Tendy Tuesday to become Gamecock Tuesday
Due to a nationwide shortage of regular chicken tenders, Clemson Dining has declared that next year, Tendy Tuesday will be replaced by Gamecock Tuesday.
“While we are disappointed that we won’t have our normal tendies, we are very fortunate to have found a replacement,” an anonymous Clemson Dining representative said. “Obviously, no one ever wants gamecocks, so we have plenty to last us the entire year.”
This same representative added that if Gamecock Tuesday is a success, all fried chicken at Clemson will eventually come from Gamecocks, ridding the world of the otherwise worthless species of bird.
The Daily Gamecock declined to comment on this announcement.
Strom Thurmond’s ghost speaks out over Cooper Library hauntings
Most notoriously known as South Carolina’s longest-serving library bookkeeper, James Strom Thurmond shared his thoughts in regard to the recent allegations against Cooper Library’s ghostly conspiracy.
“Drawing back from my latter experience, so many students … freshman specifically, have little respect for the rules of engagements in regards to the quiet policy for the bottom floor, some would say the recent repercussions for the mounting disrespect are justified,” Strom Thurmond’s ghost said to The Kitten in an interview.
The Strom Thurmond Institute declined to comment on James Thurmond’s opinions in regard to this story.
New Dogbuses to come to Clemson
Clemson University Parking and Transportation Services will now offer Dogbuses to accommodate the increased number of students commuting to campus.
Projected Dogbus routes will cover all areas that are missed by the current Catbuses.

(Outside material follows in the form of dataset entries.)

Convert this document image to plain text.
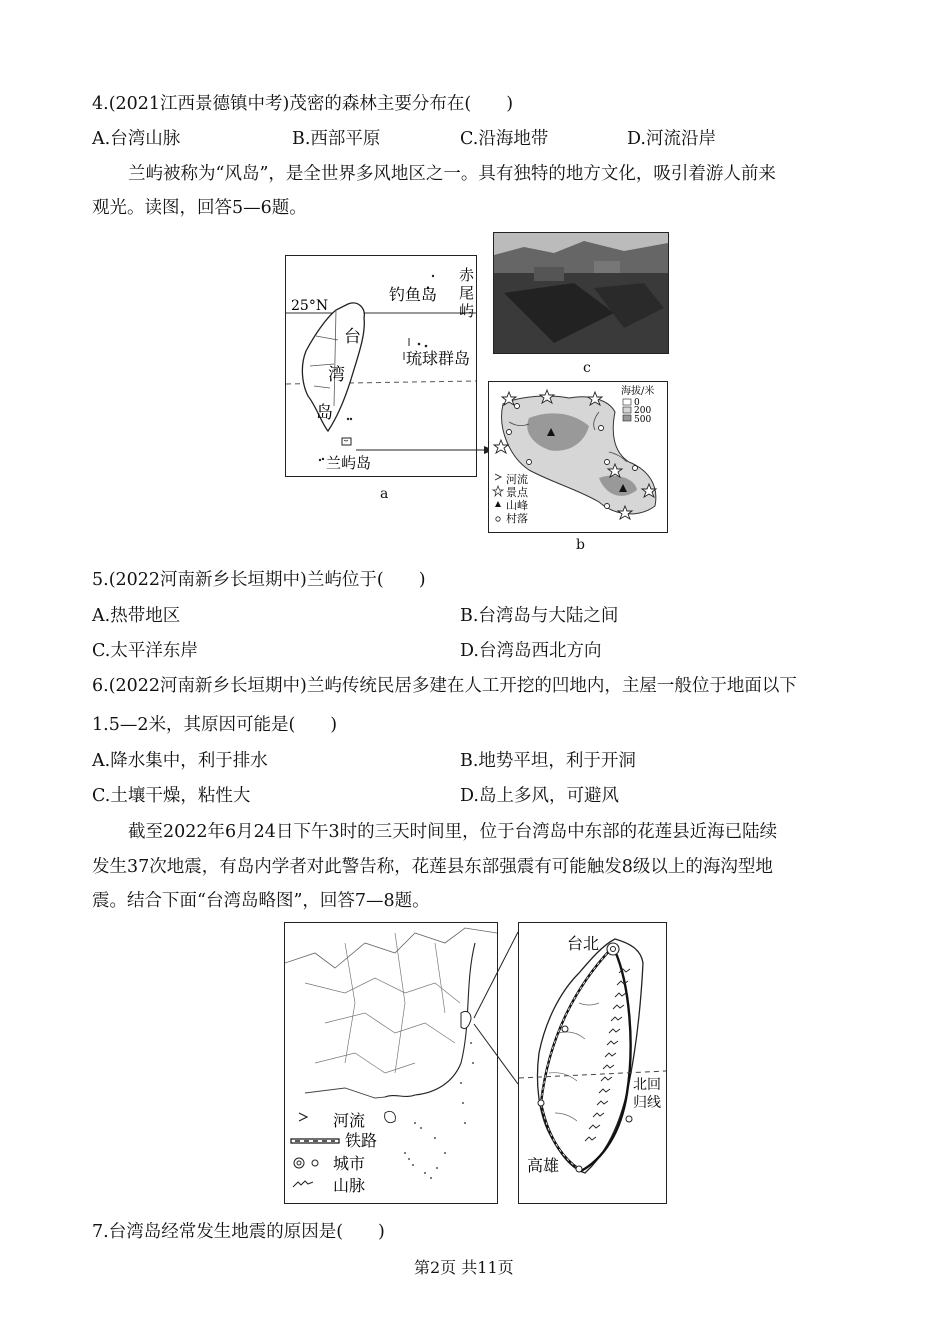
4.(2021江西景德镇中考)茂密的森林主要分布在(　　)
A.台湾山脉	B.西部平原	C.沿海地带	D.河流沿岸
兰屿被称为“风岛”，是全世界多风地区之一。具有独特的地方文化，吸引着游人前来
观光。读图，回答5—6题。
25°N
钓鱼岛
赤
尾
屿
台
湾
岛
琉球群岛
兰屿岛
a
c
海拔/米
0
200
500
河流
景点
山峰
村落
b
5.(2022河南新乡长垣期中)兰屿位于(　　)
A.热带地区	B.台湾岛与大陆之间
C.太平洋东岸	D.台湾岛西北方向
6.(2022河南新乡长垣期中)兰屿传统民居多建在人工开挖的凹地内，主屋一般位于地面以下
1.5—2米，其原因可能是(　　)
A.降水集中，利于排水	B.地势平坦，利于开洞
C.土壤干燥，粘性大	D.岛上多风，可避风
截至2022年6月24日下午3时的三天时间里，位于台湾岛中东部的花莲县近海已陆续
发生37次地震，有岛内学者对此警告称，花莲县东部强震有可能触发8级以上的海沟型地
震。结合下面“台湾岛略图”，回答7—8题。
河流
铁路
城市
山脉
台北
高雄
北回
归线
7.台湾岛经常发生地震的原因是(　　)
第2页 共11页
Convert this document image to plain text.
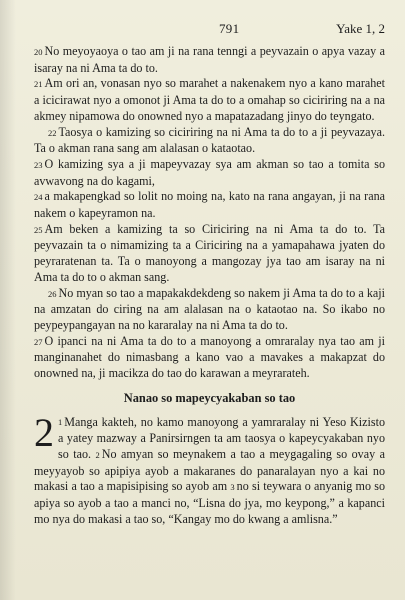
791	Yake 1, 2

20 No meyoyaoya o tao am ji na rana tenngi a peyvazain o apya vazay a isaray na ni Ama ta do to.

21 Am ori an, vonasan nyo so marahet a nakenakem nyo a kano marahet a icicirawat nyo a omonot ji Ama ta do to a omahap so ciciriring na a na akmey nipamowa do onowned nyo a mapatazadang jinyo do teyngato.

22 Taosya o kamizing so ciciriring na ni Ama ta do to a ji peyvazaya. Ta o akman rana sang am alalasan o kataotao.

23 O kamizing sya a ji mapeyvazay sya am akman so tao a tomita so avwavong na do kagami,

24 a makapengkad so lolit no moing na, kato na rana angayan, ji na rana nakem o kapeyramon na.

25 Am beken a kamizing ta so Ciriciring na ni Ama ta do to. Ta peyvazain ta o nimamizing ta a Ciriciring na a yamapahawa jyaten do peyraratenan ta. Ta o manoyong a mangozay jya tao am isaray na ni Ama ta do to o akman sang.

26 No myan so tao a mapakakdekdeng so nakem ji Ama ta do to a kaji na amzatan do ciring na am alalasan na o kataotao na. So ikabo no peypeypangayan na no kararalay na ni Ama ta do to.

27 O ipanci na ni Ama ta do to a manoyong a omraralay nya tao am ji manginanahet do nimasbang a kano vao a mavakes a makapzat do onowned na, ji macikza do tao do karawan a meyrarateh.

Nanao so mapeycyakaban so tao

2 $^1$ Manga kakteh, no kamo manoyong a yamraralay ni Yeso Kizisto a yatey mazway a Panirsirngen ta am taosya o kapeycyakaban nyo so tao. 2 No amyan so meynakem a tao a meygagaling so ovay a meyyayob so apipiya ayob a makaranes do panaralayan nyo a kai no makasi a tao a mapisipising so ayob am 3 no si teywara o anyanig mo so apiya so ayob a tao a manci no, “Lisna do jya, mo keypong,” a kapanci mo nya do makasi a tao so, “Kangay mo do kwang a amlisna.”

For students who find themselves in need of a nighttime Cook Out milkshake, Dogbuses will be available on the weekends, 11 p.m.-3 a.m., to fulfill those cravings.
Additionally, students living in unusual areas, including but not limited to church basements, alleyways, tree houses, tents or cars, will have their homes added to a Dogbus route.
“We are very excited to be upping our transit game with the new Dogbuses,” an anonymous Parking and Transportation Services employee said. “Our goal is to have a stop for every student.”
This article is satire as part of The Tiger’s April Fool’s edition, The Kitten. This story was written for comedic purposes and has no verifiable truth to it.